USA Today, February 2021
Pentagon airstrikes against Iran-backed militias in Syria are not only the first military action taken by President Joe Biden. They are a test of his broad pledge to pursue a foreign policy that is more cooperative and mindful of international partners than his predecessor’s but still eschews the U.S. role as the world’s police to focus on making life better for Americans, some experts and lawmakers say.
Biden on Thursday night ordered the airstrikes on multiple facilities at a Syrian-Iraqi border control point in southeastern Syria in retaliation for rocket attacks on U.S. targets in neighboring Iraq. The Pentagon identified the targets as a “number of Iranian-backed militant groups including Kataib Hezbollah and Kataib Sayyid al-Shuhada.” It called the airstrikes “proportionate” and “defensive” and said the airstrikes were taken after consultation with coalition partners and unspecified “diplomatic measures.”

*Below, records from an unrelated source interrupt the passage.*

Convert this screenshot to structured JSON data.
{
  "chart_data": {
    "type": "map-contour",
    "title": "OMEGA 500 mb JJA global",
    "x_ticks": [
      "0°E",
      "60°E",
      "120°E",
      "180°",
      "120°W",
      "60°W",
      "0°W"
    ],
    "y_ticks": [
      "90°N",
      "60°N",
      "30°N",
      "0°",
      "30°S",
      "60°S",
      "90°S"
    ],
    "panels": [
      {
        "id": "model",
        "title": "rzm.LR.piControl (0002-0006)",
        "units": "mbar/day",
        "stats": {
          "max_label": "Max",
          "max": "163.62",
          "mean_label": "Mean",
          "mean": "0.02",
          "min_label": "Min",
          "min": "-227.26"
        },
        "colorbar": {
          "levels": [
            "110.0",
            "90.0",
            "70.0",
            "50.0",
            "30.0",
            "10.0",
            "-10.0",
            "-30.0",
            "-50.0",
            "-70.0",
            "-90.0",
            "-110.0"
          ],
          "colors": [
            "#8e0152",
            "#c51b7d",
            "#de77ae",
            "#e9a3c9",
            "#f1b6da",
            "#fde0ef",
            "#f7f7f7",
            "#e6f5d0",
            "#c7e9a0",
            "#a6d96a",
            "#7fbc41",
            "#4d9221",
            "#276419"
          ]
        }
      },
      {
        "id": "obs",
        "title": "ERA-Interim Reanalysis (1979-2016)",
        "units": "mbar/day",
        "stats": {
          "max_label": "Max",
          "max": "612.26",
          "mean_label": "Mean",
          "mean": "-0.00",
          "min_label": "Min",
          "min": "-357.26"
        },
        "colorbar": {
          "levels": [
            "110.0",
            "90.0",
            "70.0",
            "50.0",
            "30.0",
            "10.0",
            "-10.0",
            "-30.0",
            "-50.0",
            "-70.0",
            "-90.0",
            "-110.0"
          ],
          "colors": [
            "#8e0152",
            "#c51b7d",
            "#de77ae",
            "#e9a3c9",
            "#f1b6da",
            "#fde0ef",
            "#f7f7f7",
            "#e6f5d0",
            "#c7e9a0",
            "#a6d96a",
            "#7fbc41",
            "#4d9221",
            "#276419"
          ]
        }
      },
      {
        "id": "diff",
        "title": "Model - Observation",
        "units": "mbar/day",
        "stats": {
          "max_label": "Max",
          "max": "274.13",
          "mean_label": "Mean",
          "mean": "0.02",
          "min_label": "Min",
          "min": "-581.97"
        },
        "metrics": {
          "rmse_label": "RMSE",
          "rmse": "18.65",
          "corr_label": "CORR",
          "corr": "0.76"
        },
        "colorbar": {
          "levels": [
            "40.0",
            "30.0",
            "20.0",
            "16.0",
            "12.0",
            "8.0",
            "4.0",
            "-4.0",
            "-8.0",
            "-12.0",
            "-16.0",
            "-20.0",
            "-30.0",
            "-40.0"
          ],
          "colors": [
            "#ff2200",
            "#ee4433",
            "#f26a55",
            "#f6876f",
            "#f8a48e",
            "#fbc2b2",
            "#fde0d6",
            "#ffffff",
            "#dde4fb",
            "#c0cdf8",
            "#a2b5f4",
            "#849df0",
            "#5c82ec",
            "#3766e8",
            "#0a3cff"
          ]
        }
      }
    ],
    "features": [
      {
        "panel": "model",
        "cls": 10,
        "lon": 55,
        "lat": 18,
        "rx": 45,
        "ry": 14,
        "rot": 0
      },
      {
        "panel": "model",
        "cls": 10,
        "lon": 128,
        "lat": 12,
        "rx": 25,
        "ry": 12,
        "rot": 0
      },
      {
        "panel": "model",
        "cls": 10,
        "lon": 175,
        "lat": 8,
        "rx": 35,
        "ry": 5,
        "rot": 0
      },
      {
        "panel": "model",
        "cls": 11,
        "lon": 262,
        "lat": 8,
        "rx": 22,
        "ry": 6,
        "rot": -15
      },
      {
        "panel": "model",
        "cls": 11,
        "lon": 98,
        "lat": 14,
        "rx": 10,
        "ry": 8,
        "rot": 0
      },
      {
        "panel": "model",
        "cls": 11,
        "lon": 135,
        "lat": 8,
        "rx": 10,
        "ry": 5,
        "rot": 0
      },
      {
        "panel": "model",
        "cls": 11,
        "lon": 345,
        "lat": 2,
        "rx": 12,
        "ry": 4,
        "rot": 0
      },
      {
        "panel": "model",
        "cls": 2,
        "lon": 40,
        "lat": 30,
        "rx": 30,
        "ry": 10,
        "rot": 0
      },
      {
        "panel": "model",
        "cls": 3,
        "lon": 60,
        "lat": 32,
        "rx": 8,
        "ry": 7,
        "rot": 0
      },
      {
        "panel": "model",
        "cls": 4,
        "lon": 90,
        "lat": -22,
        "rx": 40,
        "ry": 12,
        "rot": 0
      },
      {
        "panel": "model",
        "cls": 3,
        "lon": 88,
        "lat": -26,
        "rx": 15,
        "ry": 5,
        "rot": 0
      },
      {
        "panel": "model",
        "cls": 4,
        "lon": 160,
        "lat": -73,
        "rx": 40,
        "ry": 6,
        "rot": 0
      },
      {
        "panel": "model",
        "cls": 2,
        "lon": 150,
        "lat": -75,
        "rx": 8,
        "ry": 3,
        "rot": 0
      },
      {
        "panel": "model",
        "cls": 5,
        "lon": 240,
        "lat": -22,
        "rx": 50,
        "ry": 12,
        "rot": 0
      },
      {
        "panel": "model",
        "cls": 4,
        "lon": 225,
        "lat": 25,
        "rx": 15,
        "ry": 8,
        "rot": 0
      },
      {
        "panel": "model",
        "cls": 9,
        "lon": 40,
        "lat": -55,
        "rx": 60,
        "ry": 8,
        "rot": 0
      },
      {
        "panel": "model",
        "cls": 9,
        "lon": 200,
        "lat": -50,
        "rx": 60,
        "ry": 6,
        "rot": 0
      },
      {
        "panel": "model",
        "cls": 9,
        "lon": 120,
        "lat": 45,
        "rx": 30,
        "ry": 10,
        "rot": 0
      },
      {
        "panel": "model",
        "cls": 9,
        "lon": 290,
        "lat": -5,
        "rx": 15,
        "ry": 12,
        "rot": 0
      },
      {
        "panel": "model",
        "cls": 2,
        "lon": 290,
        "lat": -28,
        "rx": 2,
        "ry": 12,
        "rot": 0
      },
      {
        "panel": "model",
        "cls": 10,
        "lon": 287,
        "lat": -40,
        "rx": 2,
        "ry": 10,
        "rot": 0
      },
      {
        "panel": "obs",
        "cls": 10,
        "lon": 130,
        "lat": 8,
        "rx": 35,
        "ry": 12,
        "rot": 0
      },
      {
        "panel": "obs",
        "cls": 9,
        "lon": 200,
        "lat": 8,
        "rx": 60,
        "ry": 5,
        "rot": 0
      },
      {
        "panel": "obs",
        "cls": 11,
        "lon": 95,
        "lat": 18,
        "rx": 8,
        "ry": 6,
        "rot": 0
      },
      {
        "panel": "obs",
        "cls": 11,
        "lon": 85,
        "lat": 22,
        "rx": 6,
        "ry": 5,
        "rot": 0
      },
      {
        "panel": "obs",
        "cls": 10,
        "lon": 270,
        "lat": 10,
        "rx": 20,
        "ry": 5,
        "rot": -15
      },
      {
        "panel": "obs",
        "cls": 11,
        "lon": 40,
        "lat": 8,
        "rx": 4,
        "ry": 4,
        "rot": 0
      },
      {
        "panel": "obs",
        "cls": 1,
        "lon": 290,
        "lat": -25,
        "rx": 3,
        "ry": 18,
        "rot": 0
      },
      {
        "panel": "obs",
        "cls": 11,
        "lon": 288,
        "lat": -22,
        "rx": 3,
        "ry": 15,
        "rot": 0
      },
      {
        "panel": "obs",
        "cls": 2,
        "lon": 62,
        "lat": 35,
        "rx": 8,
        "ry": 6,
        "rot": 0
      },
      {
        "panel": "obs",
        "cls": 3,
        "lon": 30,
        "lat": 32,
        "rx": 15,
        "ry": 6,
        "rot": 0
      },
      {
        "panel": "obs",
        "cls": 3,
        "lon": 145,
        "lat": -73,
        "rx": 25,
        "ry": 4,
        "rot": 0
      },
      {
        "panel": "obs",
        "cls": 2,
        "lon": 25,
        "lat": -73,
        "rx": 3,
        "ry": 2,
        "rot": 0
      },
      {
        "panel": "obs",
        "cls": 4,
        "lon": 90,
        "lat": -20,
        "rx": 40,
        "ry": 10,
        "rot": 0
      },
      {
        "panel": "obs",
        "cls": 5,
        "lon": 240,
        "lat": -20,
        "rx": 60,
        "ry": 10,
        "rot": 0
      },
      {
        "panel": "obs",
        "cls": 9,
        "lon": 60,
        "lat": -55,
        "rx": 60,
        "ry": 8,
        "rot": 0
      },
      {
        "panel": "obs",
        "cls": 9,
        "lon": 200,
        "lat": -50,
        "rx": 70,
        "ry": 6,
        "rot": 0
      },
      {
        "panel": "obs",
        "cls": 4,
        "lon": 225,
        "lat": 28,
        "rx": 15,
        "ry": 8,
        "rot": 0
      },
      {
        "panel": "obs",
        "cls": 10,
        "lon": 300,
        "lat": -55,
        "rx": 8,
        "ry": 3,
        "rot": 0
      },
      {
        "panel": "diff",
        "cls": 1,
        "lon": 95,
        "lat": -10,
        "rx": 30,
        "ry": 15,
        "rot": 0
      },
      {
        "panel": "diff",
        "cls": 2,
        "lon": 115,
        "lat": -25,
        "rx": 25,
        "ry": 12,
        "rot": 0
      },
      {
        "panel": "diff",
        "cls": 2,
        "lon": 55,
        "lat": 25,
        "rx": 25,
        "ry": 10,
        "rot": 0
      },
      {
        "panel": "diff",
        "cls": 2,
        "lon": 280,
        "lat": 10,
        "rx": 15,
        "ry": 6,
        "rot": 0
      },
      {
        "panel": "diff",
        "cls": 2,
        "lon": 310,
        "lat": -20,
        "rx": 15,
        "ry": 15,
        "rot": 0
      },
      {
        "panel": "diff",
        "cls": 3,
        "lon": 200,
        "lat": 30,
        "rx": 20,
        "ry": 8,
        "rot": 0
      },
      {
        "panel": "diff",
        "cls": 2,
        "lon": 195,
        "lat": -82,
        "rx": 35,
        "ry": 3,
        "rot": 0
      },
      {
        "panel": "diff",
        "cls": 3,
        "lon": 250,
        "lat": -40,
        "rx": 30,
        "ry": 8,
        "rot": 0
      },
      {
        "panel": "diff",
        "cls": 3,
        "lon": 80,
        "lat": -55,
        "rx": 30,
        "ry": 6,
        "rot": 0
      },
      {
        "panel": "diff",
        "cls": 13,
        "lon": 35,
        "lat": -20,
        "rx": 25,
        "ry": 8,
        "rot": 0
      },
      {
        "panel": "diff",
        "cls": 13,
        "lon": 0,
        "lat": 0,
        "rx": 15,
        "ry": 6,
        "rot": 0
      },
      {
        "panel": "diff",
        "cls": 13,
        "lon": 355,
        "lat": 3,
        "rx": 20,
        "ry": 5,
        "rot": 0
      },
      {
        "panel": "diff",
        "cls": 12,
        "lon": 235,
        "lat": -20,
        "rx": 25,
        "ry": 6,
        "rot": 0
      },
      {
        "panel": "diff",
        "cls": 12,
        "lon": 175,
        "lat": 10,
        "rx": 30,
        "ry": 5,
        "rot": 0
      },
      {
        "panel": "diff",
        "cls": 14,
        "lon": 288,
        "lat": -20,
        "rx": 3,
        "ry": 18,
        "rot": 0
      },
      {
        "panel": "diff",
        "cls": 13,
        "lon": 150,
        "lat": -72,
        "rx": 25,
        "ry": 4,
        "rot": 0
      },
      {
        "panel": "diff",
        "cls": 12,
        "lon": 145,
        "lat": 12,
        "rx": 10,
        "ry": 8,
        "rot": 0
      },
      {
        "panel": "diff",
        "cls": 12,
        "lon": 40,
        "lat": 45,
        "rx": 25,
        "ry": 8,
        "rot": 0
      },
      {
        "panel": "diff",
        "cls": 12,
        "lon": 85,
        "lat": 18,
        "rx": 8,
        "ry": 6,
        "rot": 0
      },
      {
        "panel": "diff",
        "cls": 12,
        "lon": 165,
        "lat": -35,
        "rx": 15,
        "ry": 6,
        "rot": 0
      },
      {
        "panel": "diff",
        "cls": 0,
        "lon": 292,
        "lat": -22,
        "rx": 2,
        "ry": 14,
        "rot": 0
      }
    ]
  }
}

The military action comes as Washington and Tehran are locked in apparent stalemate over who should take the first step to revitalize a nuclear deal exited by the Trump administration; as Biden has vowed to recalibrate national security actions to favor the middle class; and as reporting from USA TODAY has revealed the voluminous scale of U.S. overseas military bases and counterterror operations two decades after 9/11.